The one thing I do know with 100-percent ironclad certainty: He will be one of those teens who surprised University of Colorado researchers.
It's an inherited flaw carried on his Y chromosome. Either that or he learned it from his dad's habit of cranking YouTube, the stereo, the radio, any noise-making device to ear-splitting levels. It wouldn't be so bad if I could stand the stuff he likes to split my ears with, but Iron Maiden and Judas Priest aren't my thing.
Dad and I have gone round and round on this issue for years.
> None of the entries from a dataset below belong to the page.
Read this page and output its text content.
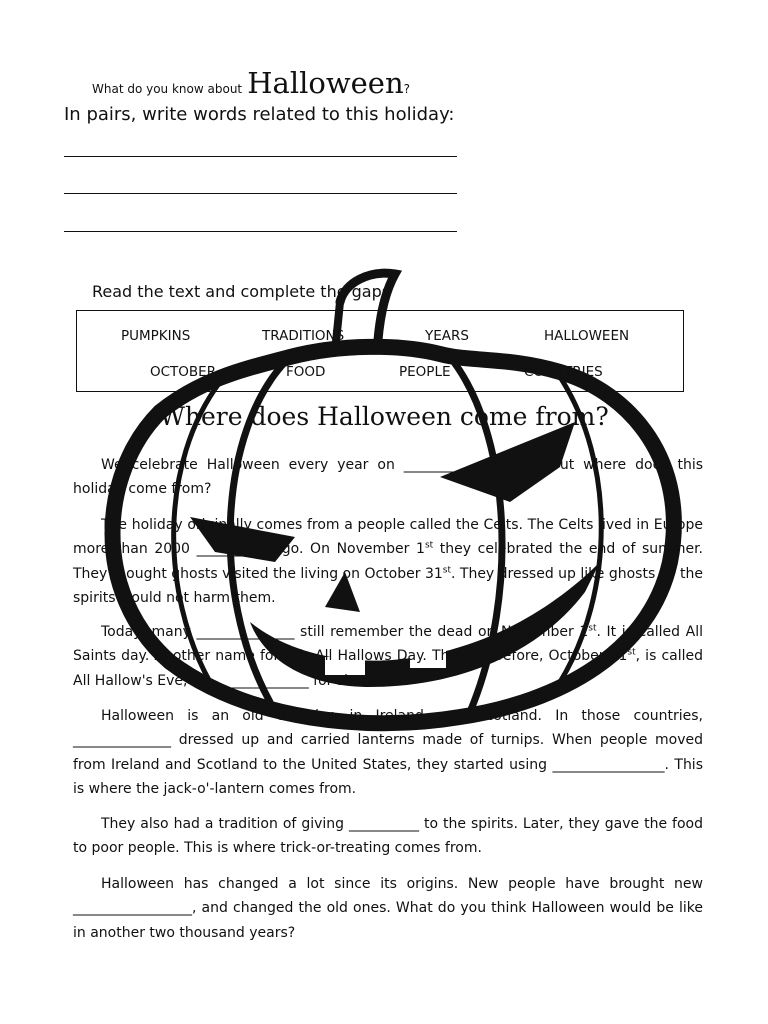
What do you know about Halloween?
In pairs, write words related to this holiday:
Read the text and complete the gaps
PUMPKINS	TRADITIONS	YEARS	HALLOWEEN
OCTOBER	FOOD	PEOPLE	COUNTRIES
Where does Halloween come from?

We celebrate Halloween every year on ______________ 31st. But where does this holiday come from?

The holiday originally comes from a people called the Celts. The Celts lived in Europe more than 2000 __________ ago. On November 1st they celebrated the end of summer. They thought ghosts visited the living on October 31st. They dressed up like ghosts so the spirits would not harm them.

Today, many ______________ still remember the dead on November 1st. It is called All Saints day. Another name for it is All Hallows Day. The day before, October 31st, is called All Hallow's Eve, or ______________ for short.

Halloween is an old tradition in Ireland and Scotland. In those countries, ______________ dressed up and carried lanterns made of turnips. When people moved from Ireland and Scotland to the United States, they started using ________________. This is where the jack-o'-lantern comes from.

They also had a tradition of giving __________ to the spirits. Later, they gave the food to poor people. This is where trick-or-treating comes from.

Halloween has changed a lot since its origins. New people have brought new _________________, and changed the old ones. What do you think Halloween would be like in another two thousand years?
It's particularly galling during road trips when there's no where to run.
Me: Could you please turn that down a little?
Him: Turns it down for roughly 3.6 seconds, then his hand inches toward toward the volume knob the second he thinks I'm not looking, turning it higher than it was before I nicely asked that he turn it down.
Me: I saw that.
It's the classic case of one person's enjoyment versus the other's right to not go insane.
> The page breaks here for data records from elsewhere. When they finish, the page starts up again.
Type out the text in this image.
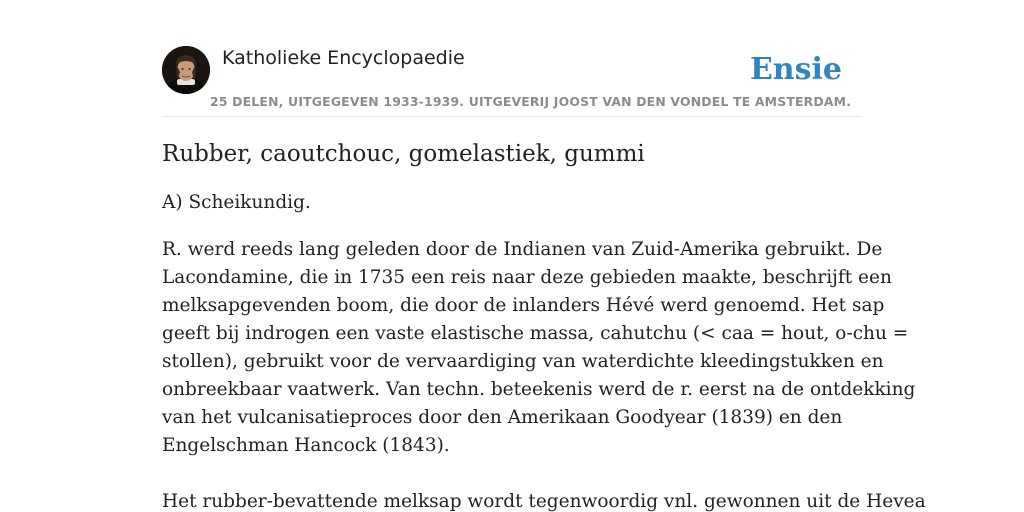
Katholieke Encyclopaedie	Ensie
25 DELEN, UITGEGEVEN 1933-1939. UITGEVERIJ JOOST VAN DEN VONDEL TE AMSTERDAM.
Rubber, caoutchouc, gomelastiek, gummi

A) Scheikundig.

R. werd reeds lang geleden door de Indianen van Zuid-Amerika gebruikt. De
Lacondamine, die in 1735 een reis naar deze gebieden maakte, beschrijft een
melksapgevenden boom, die door de inlanders Hévé werd genoemd. Het sap
geeft bij indrogen een vaste elastische massa, cahutchu (< caa = hout, o-chu =
stollen), gebruikt voor de vervaardiging van waterdichte kleedingstukken en
onbreekbaar vaatwerk. Van techn. beteekenis werd de r. eerst na de ontdekking
van het vulcanisatieproces door den Amerikaan Goodyear (1839) en den
Engelschman Hancock (1843).

Het rubber-bevattende melksap wordt tegenwoordig vnl. gewonnen uit de Hevea
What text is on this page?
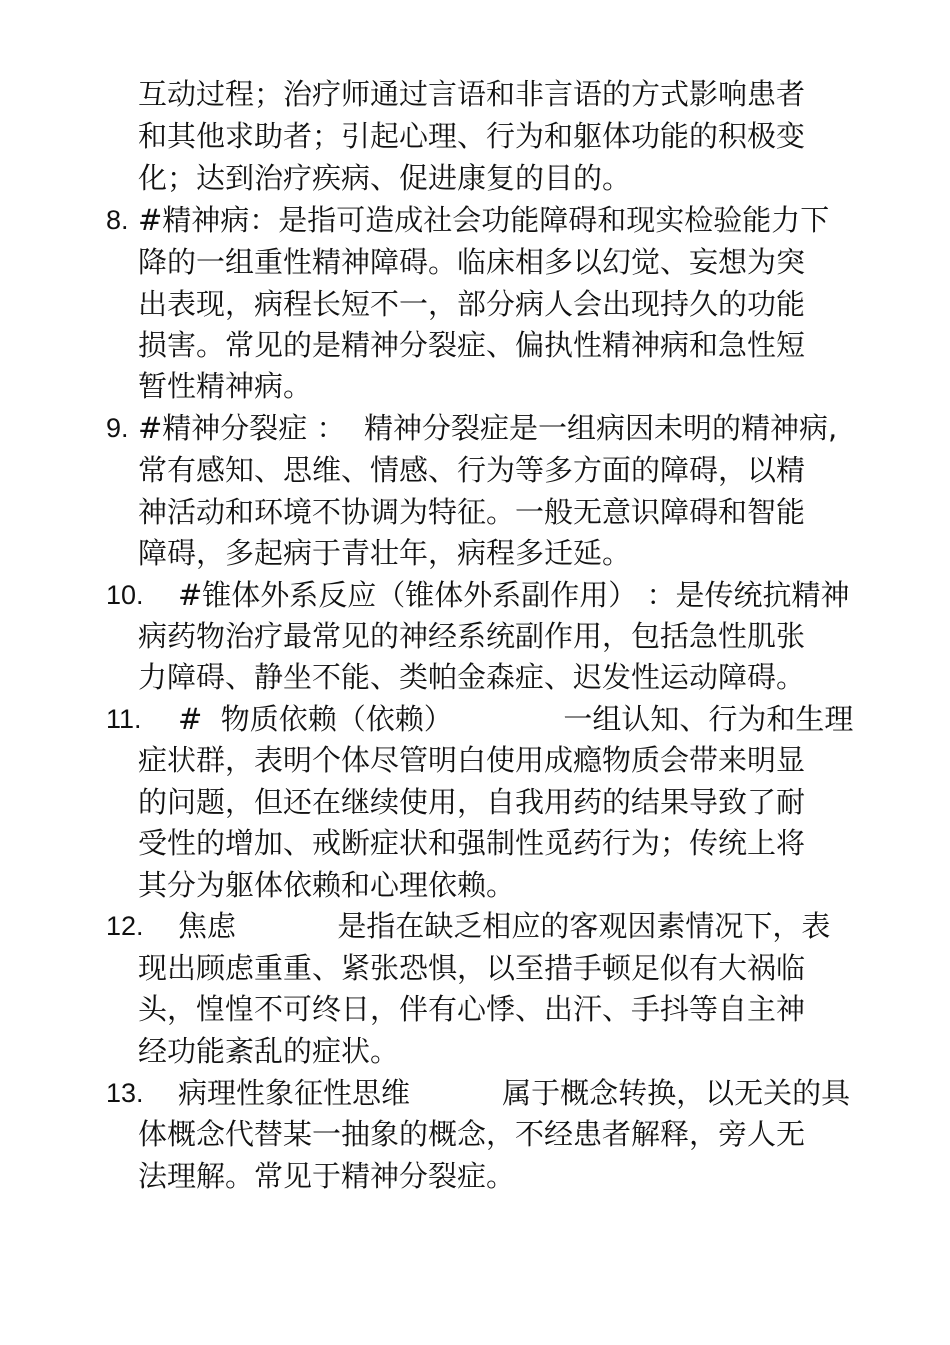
互动过程；治疗师通过言语和非言语的方式影响患者
和其他求助者；引起心理、行为和躯体功能的积极变
化；达到治疗疾病、促进康复的目的。
8. #精神病：是指可造成社会功能障碍和现实检验能力下
降的一组重性精神障碍。临床相多以幻觉、妄想为突
出表现，病程长短不一，部分病人会出现持久的功能
损害。常见的是精神分裂症、偏执性精神病和急性短
暂性精神病。
9. #精神分裂症 ：  精神分裂症是一组病因未明的精神病,
常有感知、思维、情感、行为等多方面的障碍，以精
神活动和环境不协调为特征。一般无意识障碍和智能
障碍，多起病于青壮年，病程多迁延。
10. #锥体外系反应（锥体外系副作用） ：是传统抗精神
病药物治疗最常见的神经系统副作用，包括急性肌张
力障碍、静坐不能、类帕金森症、迟发性运动障碍。
11. #  物质依赖（依赖）            一组认知、行为和生理
症状群，表明个体尽管明白使用成瘾物质会带来明显
的问题，但还在继续使用，自我用药的结果导致了耐
受性的增加、戒断症状和强制性觅药行为；传统上将
其分为躯体依赖和心理依赖。
12. 焦虑           是指在缺乏相应的客观因素情况下，表
现出顾虑重重、紧张恐惧，以至措手顿足似有大祸临
头，惶惶不可终日，伴有心悸、出汗、手抖等自主神
经功能紊乱的症状。
13. 病理性象征性思维          属于概念转换，以无关的具
体概念代替某一抽象的概念，不经患者解释，旁人无
法理解。常见于精神分裂症。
Big Guy and I reached a detente on dissonance a few weeks ago when I finally was able to get the stereo speaker rewired after two years. Yes, that's correct: Speaker, as in only one. I still haven't gotten around to the other one, and I might not.
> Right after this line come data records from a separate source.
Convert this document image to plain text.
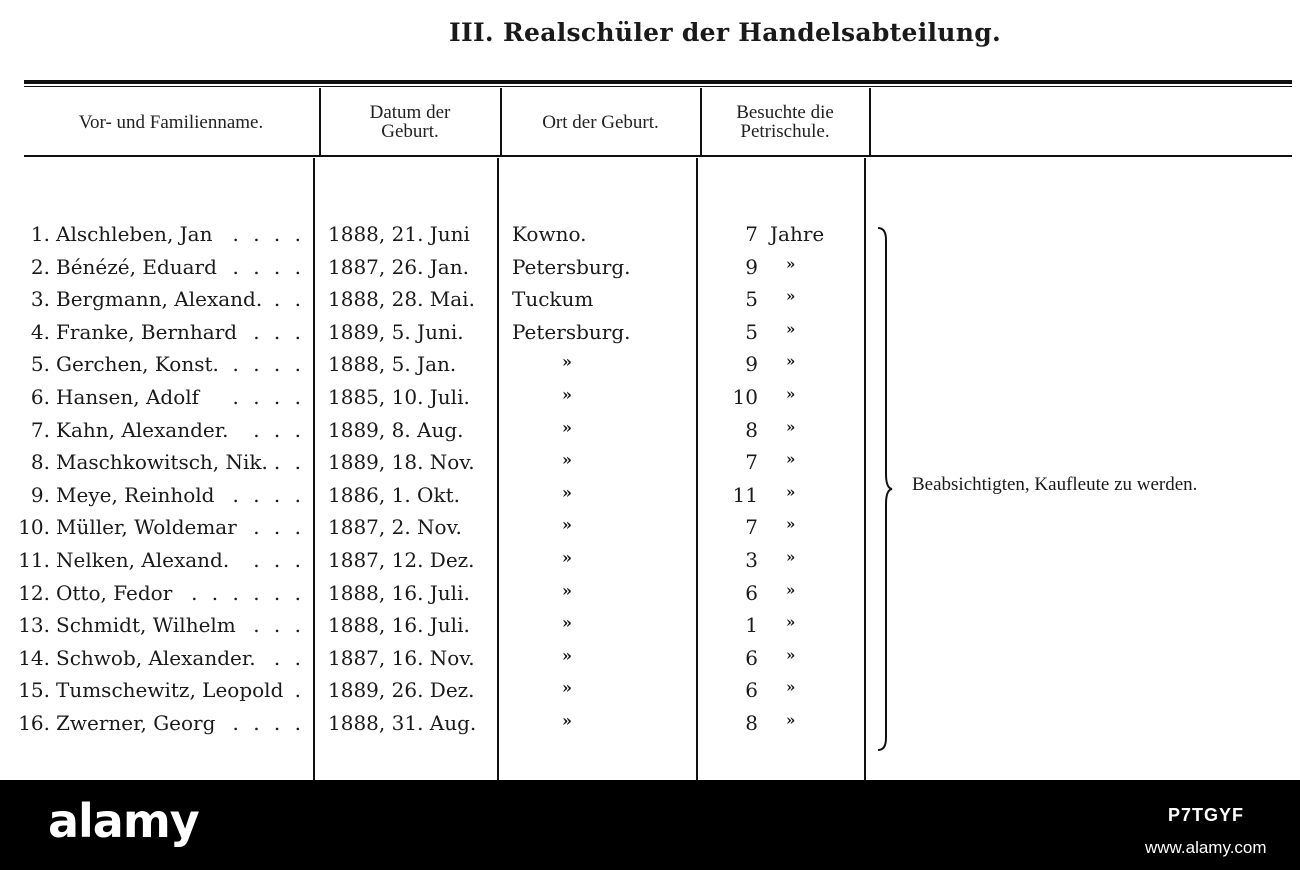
III. Realschüler der Handelsabteilung.
Vor- und Familienname.	Datum der
Geburt.	Ort der Geburt.	Besuchte die
Petrischule.
1. Alschleben, Jan	. . . . 1888, 21. Juni Kowno.	7 Jahre
2. Bénézé, Eduard . . . . 1887, 26. Jan. Petersburg.	9 »
3. Bergmann, Alexand. . . 1888, 28. Mai. Tuckum	5 »
4. Franke, Bernhard . . . 1889, 5. Juni. Petersburg.	5 »
5. Gerchen, Konst. . . . . 1888, 5. Jan.	»	9 »
6. Hansen, Adolf	. . . . 1885, 10. Juli.	»	10 »
7. Kahn, Alexander.	. . . 1889, 8. Aug.	»	8 »
8. Maschkowitsch, Nik. . . 1889, 18. Nov.	»	7 »
9. Meye, Reinhold . . . . 1886, 1. Okt.	»	11 »
10. Müller, Woldemar . . . 1887, 2. Nov.	»	7 »
11. Nelken, Alexand.	. . . 1887, 12. Dez.	»	3 »
12. Otto, Fedor . . . . . . 1888, 16. Juli.	»	6 »
13. Schmidt, Wilhelm . . . 1888, 16. Juli.	»	1 »
14. Schwob, Alexander. . . 1887, 16. Nov.	»	6 »
15. Tumschewitz, Leopold . 1889, 26. Dez.	»	6 »
16. Zwerner, Georg . . . . 1888, 31. Aug.	»	8 »
Beabsichtigten, Kaufleute zu werden.
alamy	P7TGYF
www.alamy.com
The deal: He could play the stuff that drives me sort of crazy at a volume no higher than eight, but not the crap that makes me full-tilt wacko. Def Leppard, Gary Moore: Acceptable. Iron Maiden, Judas Priest: Wait until your father's home and I'm in the next county.
Except every time I leave the room, the volume starts to inch up magically. He can't even blame this one on Boots - little brother can't reach the stereo, even with a stool.
The researchers might be inclined to give him the benefit of the doubt. They think teens might not know how loud they are playing their music. That's clearly not the case with my pre-pre-pre-teen, though. He has a number to look at, for crying out loud. I did it that way so he would know the exact digit that makes my ears start splitting.
So could it be that he's simply stubborn? That we're merely the latest players in that time-honored "turn that crap down" dance between mothers and sons? Or does he keep increasing the volume in hopes leaving himself room to turn it down without going as low as we'd agreed to?
The good news, according to the study: A relatively low percentage of teens today, 7 to 24 percent, listen to music at dangerously loud levels. Those findings are similar to what researchers saw with the Walkman back in the day parents swore my peers were going to be deaf by the time they were 30.
If you look back further, I bet it's the same thing researchers found when looking into ear phones and transistor radios, too.
Copyright 2009 Debra Legg. All rights reserved.






What? Huh? I can’t hear you.
You see, (some of us) dude’s work by being precise. You said to Dad to turn down the music. You did not say by how much or for how long. He met your requirements as specified, accurately and without hesitation. You should be happy that he respected and honored your wishes and make him his favorite snack as a reward for his behavior.
We aim to please, we really do.
Now where I did I put that Nine-Inch-Nail CD.
Ha! Thanks for this keen insight into the male mind, Rob. Hopelessly outnumbered as I am here, this perspective will be helpful.
I’ve already drafted a way to correctly phrase my request the next time:
“(Dad or Big Guy, whichever) could you please turn down that infernal racket for the rest of the day before blood starts shooting from my ears?”